Tuttavia, l'impetuosa crescita di questo mercato ha portato con sé il fenomeno strisciante delle truffe online a danno dei turisti e della concorrenza sleale. Per affrontare queste criticità e tutelare l'immagine della regione, la FIAIP (Federazione Italiana Agenti Immobiliari Professionali) ha incontrato a Genova l'assessore regionale al Turismo, Luca Lombardi.
"Tema dell'incontro – ha spiegato il presidente regionale di Fiaip Liguria Fabio Becchi – è stata la valorizzazione degli Aaut iscritti regolarmente al Cin che sono una realtà significativa dell'offerta turistica e la ferma condanna di quelli abusivi che non danneggia soltanto l'immagine di una regione ai primi posti dell'ospitalità nazionale ma minano la concorrenza leale verso gli agenti immobiliari che operano nel rispetto delle regole e delle normative vigenti".
Un confronto istituzionale che ha trovato la piena sintonia della giunta regionale nell'individuare strategie di tutela del comparto. "Quello di oggi è stato un incontro proficuo con Fiaip con cui abbiamo trattato il tema dell'abusivismo e della concorrenza sleale – ha commentato l'assessore Luca Lombardi –. Gli Aaut liguri autorizzati sono più di 40 mila e sono una realtà regolata dal gennaio 2025 tramite l'introduzione del codice nazionale Cin voluto dal Governo in continuità con quanto la Regione avevamo già fatto con il codice Citra. Gli Aaut completano l'offerta turistica specialmente in località dell'entroterra in cui non sono presenti strutture alberghiere valorizzando quindi tutto il territorio regionale".
La stretta sui controlli punta dunque a salvaguardare un patrimonio ricettivo fondamentale per l'intera economia locale.

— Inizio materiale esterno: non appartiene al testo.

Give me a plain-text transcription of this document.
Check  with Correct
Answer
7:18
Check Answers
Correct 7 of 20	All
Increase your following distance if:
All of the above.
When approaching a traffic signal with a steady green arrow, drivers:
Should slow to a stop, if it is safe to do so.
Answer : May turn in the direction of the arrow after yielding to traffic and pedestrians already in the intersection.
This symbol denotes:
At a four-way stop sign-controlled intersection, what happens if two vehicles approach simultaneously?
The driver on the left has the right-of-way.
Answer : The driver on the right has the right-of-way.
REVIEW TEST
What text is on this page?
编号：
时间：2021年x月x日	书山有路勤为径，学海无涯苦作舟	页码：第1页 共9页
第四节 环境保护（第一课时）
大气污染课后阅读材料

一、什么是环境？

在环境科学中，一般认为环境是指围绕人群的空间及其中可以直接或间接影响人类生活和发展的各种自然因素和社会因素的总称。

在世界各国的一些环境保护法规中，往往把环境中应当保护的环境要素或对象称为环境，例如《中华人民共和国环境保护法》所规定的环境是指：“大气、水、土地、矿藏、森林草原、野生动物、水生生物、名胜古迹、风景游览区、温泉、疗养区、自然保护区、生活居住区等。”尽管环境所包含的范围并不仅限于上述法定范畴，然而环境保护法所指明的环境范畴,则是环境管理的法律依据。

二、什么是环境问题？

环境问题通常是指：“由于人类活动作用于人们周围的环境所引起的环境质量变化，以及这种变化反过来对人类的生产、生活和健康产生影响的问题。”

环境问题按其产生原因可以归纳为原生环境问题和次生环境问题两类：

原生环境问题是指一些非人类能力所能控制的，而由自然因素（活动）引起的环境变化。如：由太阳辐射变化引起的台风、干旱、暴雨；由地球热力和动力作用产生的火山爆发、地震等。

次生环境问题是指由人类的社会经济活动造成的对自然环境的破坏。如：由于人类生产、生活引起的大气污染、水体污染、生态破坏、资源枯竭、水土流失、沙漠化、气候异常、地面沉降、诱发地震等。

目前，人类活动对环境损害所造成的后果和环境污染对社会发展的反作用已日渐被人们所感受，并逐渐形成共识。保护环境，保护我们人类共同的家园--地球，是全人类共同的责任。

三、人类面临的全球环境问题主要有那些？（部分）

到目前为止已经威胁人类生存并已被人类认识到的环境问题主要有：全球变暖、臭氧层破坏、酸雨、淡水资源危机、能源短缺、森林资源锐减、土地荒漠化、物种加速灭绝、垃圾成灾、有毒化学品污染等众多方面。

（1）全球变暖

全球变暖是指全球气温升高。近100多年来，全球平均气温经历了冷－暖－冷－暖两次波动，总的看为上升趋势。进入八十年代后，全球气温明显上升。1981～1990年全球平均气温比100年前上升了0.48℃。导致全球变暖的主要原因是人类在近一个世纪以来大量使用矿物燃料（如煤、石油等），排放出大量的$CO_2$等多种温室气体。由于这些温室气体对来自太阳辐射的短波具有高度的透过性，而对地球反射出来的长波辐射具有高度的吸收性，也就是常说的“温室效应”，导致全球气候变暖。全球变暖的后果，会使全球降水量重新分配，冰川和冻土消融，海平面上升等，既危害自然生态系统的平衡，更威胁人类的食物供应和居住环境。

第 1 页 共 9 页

Durante il tavolo di lavoro, Fabio Becchi e Alessio Bellinghieri, presidente provinciale FIAIP per il collegio di Imperia con delega regionale al turismo, hanno chiesto che i soggetti preposti "proseguano ad effettuare controlli severi ed efficaci sia sul territorio a cominciare dall'azione, ancor più stringente, delle credenziali ufficiali per fermare il fenomeno degli annunci illegali sia sulle piattaforme on line per difendere i turisti da annunci fantasma e caparre versate a finti proprietari sulle piattaforme online".
Per la federazione, affidarsi ad agenti immobiliari qualificati rappresenta il primo scudo di garanzia per proprietari e turisti, poiché "garantire la trasparenza e la legalità non significa frenare il turismo, ma valorizzarlo".
Bellinghieri si è infine soffermato sul ruolo strategico degli affitti brevi nei borghi della Riviera: "Sono essenziali soprattutto per i paesi e borghi dell'entroterra dove sussiste la carenza di alberghi e residence – ha sottolineato il rappresentante imperiese –. I numeri sono in crescita e rappresentano un altro elemento caratterizzante dell'offerta turistica per chi decide di soggiornare lontano dalla costa".
Un passaggio importante dell'incontro è stato infine dedicato all'emergenza abitativa universitaria nell'estremo ponente: "A Imperia – ha concluso Bellinghieri – stiamo facendo un lavoro fondamentale nella ricerca di soluzioni per sopperire alla estenuante ricerca di alloggi da parte dei ragazzi che da fuori provincia e regione si trasferiscono nel capoluogo della Riviera per motivi di studio".